К тому времени, когда я узнал о существовании дневника Барбанеля, он, должно быть, содержал уже тысячи страниц, целые тома, грузовик материала. И поскольку ни он сам, ни Грета не рассчитывали, что им удастся пережить уничтожение гетто, то все документы к тому времени были зарыты в землю Восточной Европы, в ее обломки, в пыль и остатки ее христианской традиции.

Сам я не писатель и не могу передать то чувство, которое внушала эта пара, не могу передать их живое присутствие, их дыхание, всепобеждающее ощущение радости жизни, которое они внушали всем, кто находился рядом с ними. Память о моем преклонении перед этими людьми скрывает истину: они ничем не выделялись из общей массы и, не будь войны, вели бы весьма скромную жизнь. В них не было бы ровным счетом ничего необычного — в Иосифе Барбанеле и Грете Марголиной, не больше, чем в моих родителях или в любом из нас.

Сейчас я думаю, что хотя доктор Кениг знал о существовании архива и одобрял действия своего заместителя, он не знал — или делал вид, что не знает, — о его коротковолновом приемнике, который хранился в двойной стене нашей спальни на чердаке совета. Два или три раза в неделю он по ночам взбирался по лестнице в нашу комнатку, и мы помогали ему вскрывать перегородку и вставлять вилку в розетку, хитроумно прикрепленную к проводам нашей единственной лампы. Несколько раз мы тренировались быстро прятать приемник. Один из мальчиков всегда дежурил у окна, а второй стоял на страже у двери, прислушиваясь к малейшему подозрительному шороху, который мог донестись снизу.
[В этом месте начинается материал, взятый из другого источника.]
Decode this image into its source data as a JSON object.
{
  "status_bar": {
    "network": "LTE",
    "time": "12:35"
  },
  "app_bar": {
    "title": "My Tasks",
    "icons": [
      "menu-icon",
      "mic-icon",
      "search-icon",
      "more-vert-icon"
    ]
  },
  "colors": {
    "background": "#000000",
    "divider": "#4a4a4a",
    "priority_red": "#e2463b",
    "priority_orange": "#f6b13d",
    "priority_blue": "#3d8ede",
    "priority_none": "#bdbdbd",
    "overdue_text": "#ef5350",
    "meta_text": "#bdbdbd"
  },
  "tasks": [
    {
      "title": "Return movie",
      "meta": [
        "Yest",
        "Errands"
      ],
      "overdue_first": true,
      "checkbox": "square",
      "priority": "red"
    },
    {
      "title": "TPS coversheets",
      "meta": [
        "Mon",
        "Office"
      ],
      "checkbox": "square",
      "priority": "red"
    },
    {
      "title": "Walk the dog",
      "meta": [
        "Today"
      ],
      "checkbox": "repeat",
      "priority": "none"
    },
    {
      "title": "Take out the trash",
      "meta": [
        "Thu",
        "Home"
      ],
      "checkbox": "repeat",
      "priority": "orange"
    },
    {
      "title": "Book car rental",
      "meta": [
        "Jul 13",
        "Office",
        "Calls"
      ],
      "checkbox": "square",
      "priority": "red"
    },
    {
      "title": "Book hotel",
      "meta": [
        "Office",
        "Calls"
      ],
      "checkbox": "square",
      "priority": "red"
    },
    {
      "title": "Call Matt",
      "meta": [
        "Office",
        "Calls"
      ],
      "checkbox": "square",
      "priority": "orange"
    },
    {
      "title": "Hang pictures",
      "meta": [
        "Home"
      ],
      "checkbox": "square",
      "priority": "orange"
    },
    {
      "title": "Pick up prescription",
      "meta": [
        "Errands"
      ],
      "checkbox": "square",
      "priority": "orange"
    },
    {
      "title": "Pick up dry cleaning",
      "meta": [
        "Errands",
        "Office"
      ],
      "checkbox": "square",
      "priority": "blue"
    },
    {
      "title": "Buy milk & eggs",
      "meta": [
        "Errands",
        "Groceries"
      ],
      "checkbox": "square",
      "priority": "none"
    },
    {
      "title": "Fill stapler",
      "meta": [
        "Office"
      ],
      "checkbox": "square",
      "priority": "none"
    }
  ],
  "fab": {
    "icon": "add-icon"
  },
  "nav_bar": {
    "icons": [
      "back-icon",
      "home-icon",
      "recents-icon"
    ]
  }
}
Невозможно переоценить то моральное воздействие, которое оказывали на нас эти ночные слушания, и, я думаю, Барбанель понимал это. Скрестив ноги, он садился на пол, надевал на голову наушники и, закрыв глаза, слушал ночную передачу британского радио. Мы внимательно следили за выражением его лица, стараясь понять, хорошо или плохо идут дела на фронтах. Он сидел неподвижно, то согласно кивая, то огорченно встряхивая головой, то молча сжимая кулак, в течение всех пятнадцати минут, пока передавали новости. Барбанель не испытывал страха, поглощенный тем, что слышал, и испытывая лишь духовную связь, которая в такие моменты соединяла его с остальным миром.

Слушал он старенький немецкий «грундиг», настольную модель с закругленными краями, матерчатой перепонкой, прикрывавшей динамик, и верньером, который вверх и вниз перемещал указатель на светящейся шкале коротких волн. Я чувствовал, что, глядя на мерцающую шкалу, смотрю в космос. Вид приемника наводил меня на философские мысли. Почему цифры на шкале нацистского приемника были понятны и мне, еврейскому мальчику? Потому что числа неизменны. Их порядок утвержден навеки, это универсальная истина. Даже нацисты вынуждены подчиняться этой истине. Но если числа означали одно и то же для всех без исключения людей во вселенной, то не запечатлел ли их в нашем мозгу сам Бог? И если так, то, наверное, для того, чтобы научить каждого природе истины. Верно, например, что два плюс два чего бы то ни было равно четырем. Не важно, что мы прикладываем к числам, сами они остаются незыблемыми и вечными, являясь сжатой до минимума истиной.